Craignant pour les futures relations américano-polonaises, Varsovie adopte un ton plus conciliant avec Bruxelles.

 
La loi JUST, dont le parcours était suivi de près par les dirigeants et les médias polonais, a peut-être contribué à l’approche plus conciliante du gouvernement de Mateusz Morawiecki face aux critiques de Bruxelles. C’est ainsi que Varsovie s’est engagée à respecter le verdict de la Cour de Justice de l’UE sur la question de la forêt de Białowieża et que le Parlement polonais a adopté quelques amendements à sa réforme de la justice pour tenir compte de certaines critiques de la Commission. La Pologne, pays de 38 millions d’habitants voisin de la Russie, peut en effet difficilement se permettre d’être en conflit en même temps avec Bruxelles et Washington, au contraire de la Hongrie qui peut toujours jouer la carte russe.
 

L’administration américaine demande à Israël de ne pas endommager l’alliance avec la Pologne

 
Ceci dit, l’adoption accélérée de la loi JUST semble être en contradiction avec le programme du président Trump, comme le sont souvent les décisions du Congrès et du département d’État depuis son arrivée au pouvoir, des décisions souvent attribuées à « l’État profond ». En effet, alors que cette loi porte en elle un fort potentiel destructeur pour les relations américano-polonaises, le journaliste Barak Ravi de la chaîne de télévision israélienne Channel 10 affirmait le 12 avril dernier, à partir de ses sources au sein du gouvernement israélien, que l’administration Trump avait enjoint plusieurs fois le gouvernement israélien au cours des semaines écoulées de chercher à résoudre la crise entre Israël et la Pologne sur fond de loi mémorielle polonaise.
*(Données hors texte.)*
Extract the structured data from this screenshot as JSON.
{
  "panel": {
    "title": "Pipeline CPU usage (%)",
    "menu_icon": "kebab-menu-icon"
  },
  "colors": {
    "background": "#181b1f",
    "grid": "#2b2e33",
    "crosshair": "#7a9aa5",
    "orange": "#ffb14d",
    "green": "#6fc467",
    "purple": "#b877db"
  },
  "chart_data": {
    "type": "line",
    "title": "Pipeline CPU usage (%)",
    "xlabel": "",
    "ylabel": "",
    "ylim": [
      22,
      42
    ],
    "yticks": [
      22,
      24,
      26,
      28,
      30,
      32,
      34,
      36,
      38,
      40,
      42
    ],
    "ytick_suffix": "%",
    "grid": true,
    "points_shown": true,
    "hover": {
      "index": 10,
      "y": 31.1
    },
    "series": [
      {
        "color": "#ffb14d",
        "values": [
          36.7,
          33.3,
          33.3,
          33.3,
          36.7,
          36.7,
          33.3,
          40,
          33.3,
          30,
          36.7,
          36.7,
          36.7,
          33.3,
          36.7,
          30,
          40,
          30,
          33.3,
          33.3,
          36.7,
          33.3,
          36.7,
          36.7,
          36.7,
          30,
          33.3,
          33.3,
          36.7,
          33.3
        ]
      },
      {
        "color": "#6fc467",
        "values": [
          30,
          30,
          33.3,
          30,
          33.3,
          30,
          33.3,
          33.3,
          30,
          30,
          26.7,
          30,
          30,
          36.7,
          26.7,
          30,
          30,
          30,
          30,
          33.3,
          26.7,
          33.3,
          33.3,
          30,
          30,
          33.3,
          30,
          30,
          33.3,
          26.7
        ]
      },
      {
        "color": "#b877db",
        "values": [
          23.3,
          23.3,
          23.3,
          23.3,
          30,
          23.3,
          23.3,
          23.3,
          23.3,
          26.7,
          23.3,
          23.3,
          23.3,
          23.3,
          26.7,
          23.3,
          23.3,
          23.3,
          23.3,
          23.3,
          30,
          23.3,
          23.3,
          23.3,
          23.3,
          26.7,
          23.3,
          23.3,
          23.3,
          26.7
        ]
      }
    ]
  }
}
Washington, y compris par l’intermédiaire du vice-président Mike Pence, aurait aussi demandé aux leaders de l’opposition israélienne de tempérer leurs propos à l’encontre du gouvernement polonais afin de ne pas causer du tort à l’alliance de la Pologne avec les États-Unis et Israël.
 
Quoi qu’il en soit, avec la loi JUST, la Pologne est prévenue : en politique étrangère, mieux vaut ne pas mettre tous ses œufs dans le même panier.